In a town known for its café culture and small independent businesses, many shops and bakeries closed early or did not open at all due to a lack of safe water for food preparation.

Placing Tunbridge Wells in a Wider Pattern of UK Water Failures
The Brixham contamination crisis, 2024
Residents in Brixham, Devon, lived through a similar breakdown when Cryptosporidium entered the South West Water network in May 2024. More than a thousand people fell ill, and a boil water notice remained in place for weeks. South West Water now faces prosecution.
Other failures within the last year
Across the UK, public confidence in water companies has eroded after a series of supply failures, sewage pollution events and treatment plant breakdowns. Several companies are under regulatory pressure for rising pollution incidents and missed investment commitments.
When different companies, operating in different regions, experience high-profile water system failures within a short period of time, it suggests the problem is not isolated. Instead it points towards a deeper structural fragility.
Signs of a System Under Pressure
Experts and regulators have raised serious concerns.
Pembury Treatment Works was already under a risk notice in 2024 for potential bacterial and pesticide contamination.
The Drinking Water Inspectorate (DWI) has launched a formal investigation into whether SEW met its obligations under the Water Supply Regulations.
Political leaders, including local MP Mike Martin, have questioned whether SEW has provided accurate information about resilience, investment and emergency preparedness.
National figures such as Sir Ed Davey have described the situation as a public health emergency and demanded clarity over why a suspected process failure was able to cripple a major treatment works.
The failures share common threads. Ageing infrastructure. Sparse investment. Fragile treatment capacity. Overstretched networks with minimal redundancy. A regulatory system that appears more reactive than preventive. And companies whose financial positions may undermine their ability to deliver essential public services.

Public Anger and a Struggle for Accountability
Residents have not held back.
People queuing for water spoke openly of feeling “forgotten and ignored”. Others took to social media to question how a chemical error could be allowed to occur and why communication from SEW was inconsistent during the first 48 hours.
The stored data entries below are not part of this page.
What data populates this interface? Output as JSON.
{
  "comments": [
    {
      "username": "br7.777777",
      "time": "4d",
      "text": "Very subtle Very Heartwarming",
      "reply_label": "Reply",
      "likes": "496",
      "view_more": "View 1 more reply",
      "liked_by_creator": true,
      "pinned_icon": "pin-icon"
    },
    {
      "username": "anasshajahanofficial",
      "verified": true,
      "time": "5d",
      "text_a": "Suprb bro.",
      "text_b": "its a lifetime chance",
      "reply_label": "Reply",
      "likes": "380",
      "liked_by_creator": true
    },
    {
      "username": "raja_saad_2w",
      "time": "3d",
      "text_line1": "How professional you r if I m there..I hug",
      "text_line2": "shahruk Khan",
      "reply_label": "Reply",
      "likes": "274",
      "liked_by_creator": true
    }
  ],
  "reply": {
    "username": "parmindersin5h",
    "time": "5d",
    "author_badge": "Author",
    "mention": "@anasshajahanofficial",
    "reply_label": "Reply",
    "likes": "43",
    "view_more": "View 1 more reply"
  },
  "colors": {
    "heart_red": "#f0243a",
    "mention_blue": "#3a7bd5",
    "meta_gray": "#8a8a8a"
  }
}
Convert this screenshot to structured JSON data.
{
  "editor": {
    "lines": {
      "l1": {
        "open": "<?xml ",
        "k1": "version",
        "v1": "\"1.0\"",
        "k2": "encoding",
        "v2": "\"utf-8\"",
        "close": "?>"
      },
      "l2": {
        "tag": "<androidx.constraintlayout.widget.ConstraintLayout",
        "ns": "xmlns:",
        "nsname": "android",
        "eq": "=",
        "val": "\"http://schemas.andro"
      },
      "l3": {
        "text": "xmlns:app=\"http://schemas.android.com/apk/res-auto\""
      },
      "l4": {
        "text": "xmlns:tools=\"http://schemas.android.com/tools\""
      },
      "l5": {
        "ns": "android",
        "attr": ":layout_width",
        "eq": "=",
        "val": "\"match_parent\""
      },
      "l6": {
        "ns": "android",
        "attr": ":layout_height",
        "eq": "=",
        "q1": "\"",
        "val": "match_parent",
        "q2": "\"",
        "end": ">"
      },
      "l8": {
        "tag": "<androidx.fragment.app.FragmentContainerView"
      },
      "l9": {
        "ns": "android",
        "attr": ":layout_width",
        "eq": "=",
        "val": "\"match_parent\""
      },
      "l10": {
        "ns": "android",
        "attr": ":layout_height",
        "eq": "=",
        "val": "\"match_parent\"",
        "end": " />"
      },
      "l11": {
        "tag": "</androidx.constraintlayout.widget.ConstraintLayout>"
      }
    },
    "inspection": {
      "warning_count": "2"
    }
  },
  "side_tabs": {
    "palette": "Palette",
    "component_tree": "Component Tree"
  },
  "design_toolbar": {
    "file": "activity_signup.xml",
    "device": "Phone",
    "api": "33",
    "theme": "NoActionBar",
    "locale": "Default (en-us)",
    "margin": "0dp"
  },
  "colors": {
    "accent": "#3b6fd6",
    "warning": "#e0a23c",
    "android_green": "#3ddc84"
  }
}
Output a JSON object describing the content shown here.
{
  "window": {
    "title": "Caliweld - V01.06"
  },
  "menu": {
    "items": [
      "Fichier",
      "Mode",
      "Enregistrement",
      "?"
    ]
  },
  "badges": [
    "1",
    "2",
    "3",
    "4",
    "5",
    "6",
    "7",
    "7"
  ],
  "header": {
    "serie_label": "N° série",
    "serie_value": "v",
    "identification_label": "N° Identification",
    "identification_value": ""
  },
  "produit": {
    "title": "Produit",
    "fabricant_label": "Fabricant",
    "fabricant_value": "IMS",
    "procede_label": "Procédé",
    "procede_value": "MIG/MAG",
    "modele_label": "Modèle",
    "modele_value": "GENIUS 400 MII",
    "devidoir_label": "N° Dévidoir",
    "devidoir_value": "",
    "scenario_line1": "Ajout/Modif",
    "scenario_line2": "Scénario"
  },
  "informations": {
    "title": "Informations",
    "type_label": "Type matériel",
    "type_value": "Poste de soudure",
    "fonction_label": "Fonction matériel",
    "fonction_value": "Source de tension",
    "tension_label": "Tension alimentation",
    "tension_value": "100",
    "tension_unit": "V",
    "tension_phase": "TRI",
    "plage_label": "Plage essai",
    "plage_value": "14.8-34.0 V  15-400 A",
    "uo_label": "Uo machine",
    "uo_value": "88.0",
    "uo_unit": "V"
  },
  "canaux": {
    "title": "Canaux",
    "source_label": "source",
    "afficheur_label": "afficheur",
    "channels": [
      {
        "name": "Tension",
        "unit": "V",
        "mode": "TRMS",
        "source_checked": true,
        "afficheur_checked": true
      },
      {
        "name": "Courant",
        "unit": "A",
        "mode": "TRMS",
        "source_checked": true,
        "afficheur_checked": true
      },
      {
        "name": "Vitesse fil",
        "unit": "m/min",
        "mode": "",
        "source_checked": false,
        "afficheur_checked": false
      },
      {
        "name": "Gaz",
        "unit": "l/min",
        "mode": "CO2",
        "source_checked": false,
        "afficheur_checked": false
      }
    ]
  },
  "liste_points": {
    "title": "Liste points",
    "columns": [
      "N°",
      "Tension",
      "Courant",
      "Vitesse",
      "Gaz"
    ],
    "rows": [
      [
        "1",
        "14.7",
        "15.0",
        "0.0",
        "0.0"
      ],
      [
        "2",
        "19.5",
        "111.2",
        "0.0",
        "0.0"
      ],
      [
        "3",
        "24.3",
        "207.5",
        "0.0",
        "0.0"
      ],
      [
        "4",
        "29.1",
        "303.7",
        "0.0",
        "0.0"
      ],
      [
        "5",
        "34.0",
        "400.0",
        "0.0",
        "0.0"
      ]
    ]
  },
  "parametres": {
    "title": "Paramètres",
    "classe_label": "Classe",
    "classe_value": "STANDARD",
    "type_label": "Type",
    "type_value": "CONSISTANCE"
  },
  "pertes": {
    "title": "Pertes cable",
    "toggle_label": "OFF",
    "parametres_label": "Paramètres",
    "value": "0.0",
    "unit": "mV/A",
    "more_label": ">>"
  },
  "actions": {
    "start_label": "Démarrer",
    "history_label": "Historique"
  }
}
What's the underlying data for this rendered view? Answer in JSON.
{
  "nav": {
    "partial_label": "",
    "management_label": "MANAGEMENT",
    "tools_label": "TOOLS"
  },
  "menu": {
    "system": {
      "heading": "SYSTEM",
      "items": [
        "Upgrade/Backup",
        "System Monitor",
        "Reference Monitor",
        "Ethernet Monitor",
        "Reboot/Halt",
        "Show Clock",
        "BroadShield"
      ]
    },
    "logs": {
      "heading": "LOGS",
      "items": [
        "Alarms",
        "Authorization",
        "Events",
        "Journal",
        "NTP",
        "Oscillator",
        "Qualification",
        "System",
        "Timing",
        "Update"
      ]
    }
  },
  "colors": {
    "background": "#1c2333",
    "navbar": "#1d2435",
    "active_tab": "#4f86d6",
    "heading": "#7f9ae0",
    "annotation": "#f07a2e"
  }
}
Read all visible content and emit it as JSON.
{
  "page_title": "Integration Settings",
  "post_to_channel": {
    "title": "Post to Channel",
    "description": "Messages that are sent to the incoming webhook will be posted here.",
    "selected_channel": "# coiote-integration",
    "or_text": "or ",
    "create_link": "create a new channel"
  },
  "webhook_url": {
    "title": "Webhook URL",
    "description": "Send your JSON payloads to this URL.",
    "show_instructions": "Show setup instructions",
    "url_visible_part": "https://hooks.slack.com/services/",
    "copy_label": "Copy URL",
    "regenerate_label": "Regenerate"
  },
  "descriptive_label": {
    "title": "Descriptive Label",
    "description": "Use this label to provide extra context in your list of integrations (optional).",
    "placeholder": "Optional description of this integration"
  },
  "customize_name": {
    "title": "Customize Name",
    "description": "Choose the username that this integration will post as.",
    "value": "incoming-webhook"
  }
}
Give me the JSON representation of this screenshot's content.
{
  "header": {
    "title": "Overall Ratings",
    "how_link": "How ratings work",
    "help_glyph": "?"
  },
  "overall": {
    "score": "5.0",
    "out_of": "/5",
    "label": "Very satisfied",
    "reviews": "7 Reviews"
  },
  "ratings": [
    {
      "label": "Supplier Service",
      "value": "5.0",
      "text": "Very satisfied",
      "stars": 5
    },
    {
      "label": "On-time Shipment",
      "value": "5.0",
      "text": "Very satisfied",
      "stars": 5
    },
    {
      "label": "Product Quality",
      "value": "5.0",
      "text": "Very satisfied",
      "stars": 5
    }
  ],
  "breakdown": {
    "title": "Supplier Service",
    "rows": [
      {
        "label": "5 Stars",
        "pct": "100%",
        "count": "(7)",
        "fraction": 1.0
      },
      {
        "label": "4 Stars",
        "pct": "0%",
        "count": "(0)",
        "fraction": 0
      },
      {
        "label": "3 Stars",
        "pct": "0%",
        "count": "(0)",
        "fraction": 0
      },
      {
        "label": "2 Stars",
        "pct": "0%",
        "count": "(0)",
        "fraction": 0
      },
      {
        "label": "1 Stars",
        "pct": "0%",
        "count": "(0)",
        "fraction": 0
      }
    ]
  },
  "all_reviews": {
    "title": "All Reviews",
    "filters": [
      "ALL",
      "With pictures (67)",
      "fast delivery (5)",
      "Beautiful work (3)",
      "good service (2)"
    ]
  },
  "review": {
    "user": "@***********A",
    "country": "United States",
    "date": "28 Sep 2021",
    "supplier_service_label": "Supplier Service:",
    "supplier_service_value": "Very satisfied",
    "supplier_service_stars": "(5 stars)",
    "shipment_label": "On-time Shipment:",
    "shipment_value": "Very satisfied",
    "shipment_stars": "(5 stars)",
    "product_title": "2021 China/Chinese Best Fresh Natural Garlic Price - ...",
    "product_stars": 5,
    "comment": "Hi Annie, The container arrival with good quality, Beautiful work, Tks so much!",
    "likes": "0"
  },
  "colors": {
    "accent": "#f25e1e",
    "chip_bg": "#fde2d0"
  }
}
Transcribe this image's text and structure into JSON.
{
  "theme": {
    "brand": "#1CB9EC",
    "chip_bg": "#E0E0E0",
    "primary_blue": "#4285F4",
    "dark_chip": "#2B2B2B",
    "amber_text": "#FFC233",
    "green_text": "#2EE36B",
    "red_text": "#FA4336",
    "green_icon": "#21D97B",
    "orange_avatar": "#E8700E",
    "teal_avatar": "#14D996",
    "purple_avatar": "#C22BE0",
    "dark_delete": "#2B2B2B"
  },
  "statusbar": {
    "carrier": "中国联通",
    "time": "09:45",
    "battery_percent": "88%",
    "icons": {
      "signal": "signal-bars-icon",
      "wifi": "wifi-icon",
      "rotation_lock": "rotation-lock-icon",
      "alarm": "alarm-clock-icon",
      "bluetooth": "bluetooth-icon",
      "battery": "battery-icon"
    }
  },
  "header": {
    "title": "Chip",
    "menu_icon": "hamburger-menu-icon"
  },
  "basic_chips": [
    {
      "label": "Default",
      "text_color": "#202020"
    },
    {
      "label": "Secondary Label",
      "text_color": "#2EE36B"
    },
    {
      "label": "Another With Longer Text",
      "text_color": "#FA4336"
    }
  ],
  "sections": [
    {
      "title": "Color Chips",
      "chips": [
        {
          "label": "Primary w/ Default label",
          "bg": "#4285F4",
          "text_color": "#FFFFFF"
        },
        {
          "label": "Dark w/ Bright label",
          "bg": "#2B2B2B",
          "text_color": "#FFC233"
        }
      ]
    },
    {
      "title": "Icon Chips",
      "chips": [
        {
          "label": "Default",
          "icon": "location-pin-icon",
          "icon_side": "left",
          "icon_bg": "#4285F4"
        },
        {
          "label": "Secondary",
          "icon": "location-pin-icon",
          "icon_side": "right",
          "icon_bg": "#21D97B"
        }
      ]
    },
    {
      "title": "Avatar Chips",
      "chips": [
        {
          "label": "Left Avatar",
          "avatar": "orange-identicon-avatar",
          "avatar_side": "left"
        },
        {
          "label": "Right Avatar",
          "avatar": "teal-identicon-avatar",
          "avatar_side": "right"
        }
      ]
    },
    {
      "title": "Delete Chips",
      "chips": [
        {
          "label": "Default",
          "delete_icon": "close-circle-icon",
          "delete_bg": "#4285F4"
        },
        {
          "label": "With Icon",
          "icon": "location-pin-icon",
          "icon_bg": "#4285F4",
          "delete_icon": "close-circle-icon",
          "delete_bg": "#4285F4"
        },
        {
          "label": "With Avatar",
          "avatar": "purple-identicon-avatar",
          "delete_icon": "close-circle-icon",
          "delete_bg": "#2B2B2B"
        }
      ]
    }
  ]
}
Local businesses have demanded compensation and clarity. Care workers have questioned why contingency plans seemed thin. One anonymous resident commented, “If this had been electricity, the government would be all over it. Why is safe water treated like an optional extra?”
Politicians across parties have called for investigations, fines and, in some cases, leadership changes within SEW. The conversation is slowly shifting from operational failure to possible negligence.
What Needs to Change
The immediate task is clear. SEW must restore safe drinking water, rebuild confidence and comply fully with regulatory requirements. In the longer term, the crisis raises fundamental questions about how water is managed in the United Kingdom.
Do water companies have the skills and resources to maintain resilient systems?
Are regulators equipped to prevent emergencies rather than only respond to them?
Should penalties rise to reflect the scale of public harm when systems fail?
And at what point does a repeated pattern of failures justify structural reform of the industry?
Tunbridge Wells is the latest community to experience the consequences of a fragile water system. Unless the sector receives sustained investment, stronger oversight and a renewed commitment to public interest duties, it will not be the last.